Wednesday, 22 January 2014

Simple Sambal Clams

Clams was aplenty in Singapore during the early days as Singapore was well-known for its swampy land. One of the cheaper source of food around, along the years, Clams have made its way to restaurants. Chefs will whip-up many great dishes with Clams as its meat is juicy and tender. It is so versatile and can be cooked in many ways; Asian style with sambal, cream based Carbonara, tomato based Marinara or can be eaten plain by steaming it with garlic. 

I for one love, love, love Clams. But too much of it is not healthy due to its toxin content. Some studies have shown that the toxin cant be totally removed even after it has been thoroughly cooked. Too much toxin can be poisonous. Ok, point taken! So, moderation is key :D

Simple Sambal Clams
Prep time: 15mins
Cook time: 15mins
Serves: 2 pax


Ingredients:
1/2kg Clams with shell, its really not a lot as the weight was mostly from the shells  (what I used in this recipe was called 'Sa Pak' by the locals)
4-5 thin slices of Galangal 
1 egg
1tbsp Cornflour mixed with with 3tbsp water 
Oil for cooking

Sambal paste:
100gm Fresh red chilies 
Few fresh bird's eye chilies (chili padi)- your preference in terms of spiciness
2tbsp of freshly grind dried shrimp
3 cloves Garlic (chopped)
2 thin slices of Ginger

Method
1) Prepare the steamer and boil some water with few tspn of salt. Steam the Clams till all shells opened. DO NOT overcooked the clams. This is to ensure that the rotten ones can be removed at this point (those with mud all that). This is A MUST STEP TO DO, as we do not want the rottens and muds get into our sauce. Yucks!
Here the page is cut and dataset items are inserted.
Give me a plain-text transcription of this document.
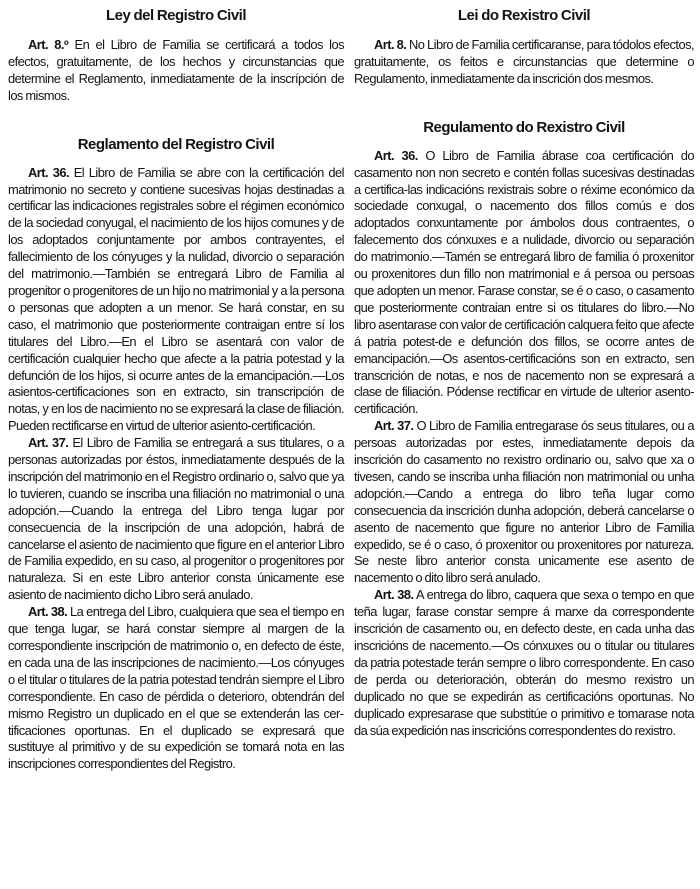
Ley del Registro Civil

Art. 8.$^o$ En el Libro de Familia se certificará a todos los efectos, gratuitamente, de los hechos y circunstancias que determine el Reglamento, inmediatamente de la inscrípción de los mismos.

Reglamento del Registro Civil

Art. 36. El Libro de Familia se abre con la certificación del matrimonio no secreto y contiene sucesivas hojas destinadas a certificar las indicaciones registrales sobre el régimen económico de la sociedad conyugal, el nacimiento de los hijos comunes y de los adoptados conjuntamente por ambos contrayentes, el fallecimiento de los cónyuges y la nulidad, divorcio o separación del matrimonio.—También se entregará Libro de Familia al progenitor o progenitores de un hijo no matrimonial y a la persona o personas que adopten a un menor. Se hará constar, en su caso, el matrimonio que posteriormente contraigan entre sí los titulares del Libro.—En el Libro se asentará con valor de certificación cualquier hecho que afecte a la patria potestad y la defunción de los hijos, si ocurre antes de la emancipación.—Los asientos-certificaciones son en extracto, sin transcripción de notas, y en los de nacimiento no se expresará la clase de filiación. Pueden rectificarse en virtud de ulterior asiento-certificación.

Art. 37. El Libro de Familia se entregará a sus titulares, o a personas autorizadas por éstos, inmediatamente después de la inscripción del matrimonio en el Registro ordinario o, salvo que ya lo tuvieren, cuando se inscriba una filiación no matrimonial o una adopción.—Cuando la entrega del Libro tenga lugar por consecuencia de la inscripción de una adopción, habrá de cancelarse el asiento de nacimiento que figure en el anterior Libro de Familia expedido, en su caso, al progenitor o progenitores por naturaleza. Si en este Libro anterior consta únicamente ese asiento de nacimiento dicho Libro será anulado.

Art. 38. La entrega del Libro, cualquiera que sea el tiempo en que tenga lugar, se hará constar siempre al margen de la correspondiente inscripción de matrimonio o, en defecto de éste, en cada una de las inscripciones de nacimiento.—Los cónyuges o el titular o titulares de la patria potestad tendrán siempre el Libro correspondiente. En caso de pérdida o deterioro, obtendrán del mismo Registro un duplicado en el que se extenderán las certificaciones oportunas. En el duplicado se expresará que sustituye al primitivo y de su expedición se tomará nota en las inscripciones correspondientes del Registro.

Lei do Rexistro Civil

Art. 8. No Libro de Familia certificaranse, para tódolos efectos, gratuitamente, os feitos e circunstancias que determine o Regulamento, inmediatamente da inscrición dos mesmos.

Regulamento do Rexistro Civil

Art. 36. O Libro de Familia ábrase coa certificación do casamento non non secreto e contén follas sucesivas destinadas a certifica-las indicacións rexistrais sobre o réxime económico da sociedade conxugal, o nacemento dos fillos comús e dos adoptados conxuntamente por ámbolos dous contraentes, o falecemento dos cónxuxes e a nulidade, divorcio ou separación do matrimonio.—Tamén se entregará libro de familia ó proxenitor ou proxenitores dun fillo non matrimonial e á persoa ou persoas que adopten un menor. Farase constar, se é o caso, o casamento que posteriormente contraian entre si os titulares do libro.—No libro asentarase con valor de certificación calquera feito que afecte á patria potest-de e defunción dos fillos, se ocorre antes de emancipación.—Os asentos-certificacións son en extracto, sen transcrición de notas, e nos de nacemento non se expresará a clase de filiación. Pódense rectificar en virtude de ulterior asento-certificación.

Art. 37. O Libro de Familia entregarase ós seus titulares, ou a persoas autorizadas por estes, inmediatamente depois da inscrición do casamento no rexistro ordinario ou, salvo que xa o tivesen, cando se inscriba unha filiación non matrimonial ou unha adopción.—Cando a entrega do libro teña lugar como consecuencia da inscrición dunha adopción, deberá cancelarse o asento de nacemento que figure no anterior Libro de Familia expedido, se é o caso, ó proxenitor ou proxenitores por natureza. Se neste libro anterior consta unicamente ese asento de nacemento o dito libro será anulado.

Art. 38. A entrega do libro, caquera que sexa o tempo en que teña lugar, farase constar sempre á marxe da correspondente inscrición de casamento ou, en defecto deste, en cada unha das inscricións de nacemento.—Os cónxuxes ou o titular ou titulares da patria potestade terán sempre o libro correspondente. En caso de perda ou deterioración, obterán do mesmo rexistro un duplicado no que se expedirán as certificacións oportunas. No duplicado expresarase que substitúe o primitivo e tomarase nota da súa expedición nas inscricións correspondentes do rexistro.
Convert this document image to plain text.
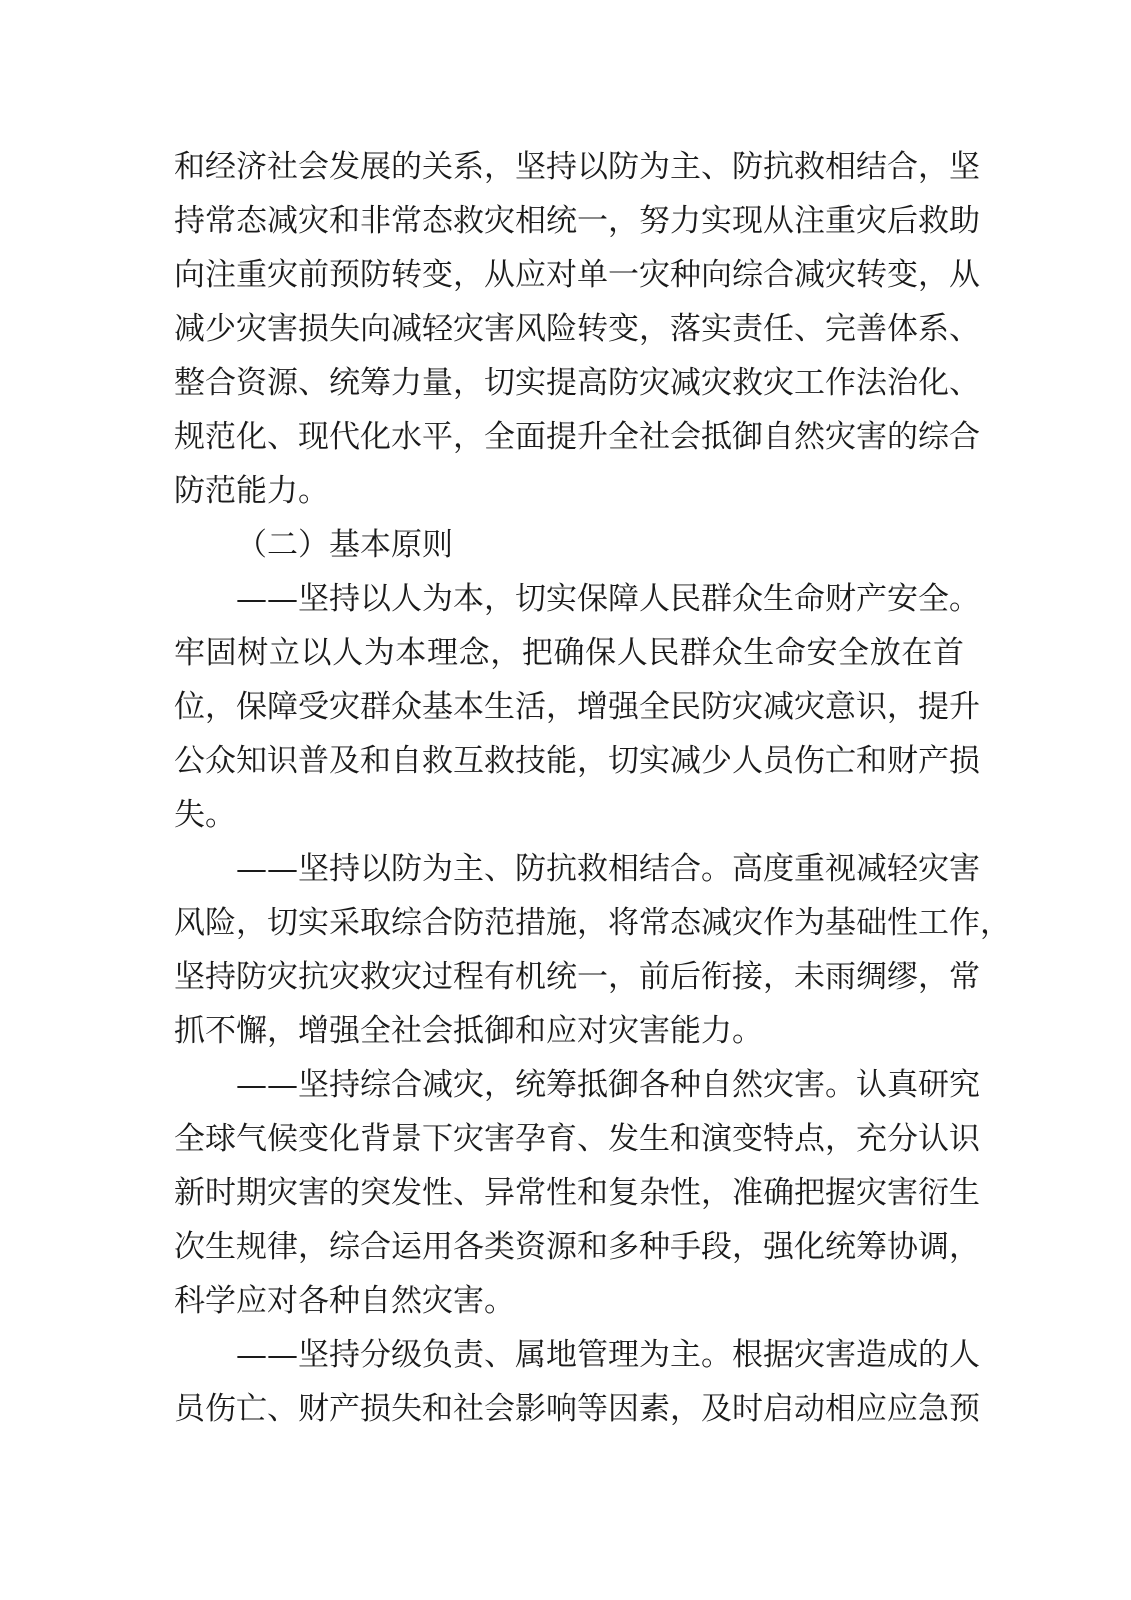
和经济社会发展的关系，坚持以防为主、防抗救相结合，坚
持常态减灾和非常态救灾相统一，努力实现从注重灾后救助
向注重灾前预防转变，从应对单一灾种向综合减灾转变，从
减少灾害损失向减轻灾害风险转变，落实责任、完善体系、
整合资源、统筹力量，切实提高防灾减灾救灾工作法治化、
规范化、现代化水平，全面提升全社会抵御自然灾害的综合
防范能力。
（二）基本原则
——坚持以人为本，切实保障人民群众生命财产安全。
牢固树立以人为本理念，把确保人民群众生命安全放在首
位，保障受灾群众基本生活，增强全民防灾减灾意识，提升
公众知识普及和自救互救技能，切实减少人员伤亡和财产损
失。
——坚持以防为主、防抗救相结合。高度重视减轻灾害
风险，切实采取综合防范措施，将常态减灾作为基础性工作，
坚持防灾抗灾救灾过程有机统一，前后衔接，未雨绸缪，常
抓不懈，增强全社会抵御和应对灾害能力。
——坚持综合减灾，统筹抵御各种自然灾害。认真研究
全球气候变化背景下灾害孕育、发生和演变特点，充分认识
新时期灾害的突发性、异常性和复杂性，准确把握灾害衍生
次生规律，综合运用各类资源和多种手段，强化统筹协调，
科学应对各种自然灾害。
——坚持分级负责、属地管理为主。根据灾害造成的人
员伤亡、财产损失和社会影响等因素，及时启动相应应急预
2) Blend the sambal ingredients and set aside. In a small bowl, beat the egg and set aside.

3) Heat up oil. Stir fry the sambal paste, throw in slices of Galangal. Fry till fragrant and till the oil turns slightly dark red (indicator that the chili is well cooked).



5) Add salt and sugar to taste. Add in the steamed clams. At this point, clams will release its own juice and you will find that the dish is a bit soupy now. No worries. Just add in the cornstarch and this helps to thicken the sauce. Stir a bit, not too much as we do not want the meat to fall out from the shell.

6) Pour in the beaten egg in a 'number 8' motion. This is to ensure that it will not end up as omelette.  Do not stir. Reduce flame to low-medium. Once egg gets slightly firm, stir the clams 2-3 times and its done!

7) Garnish with corriander and Enjoy!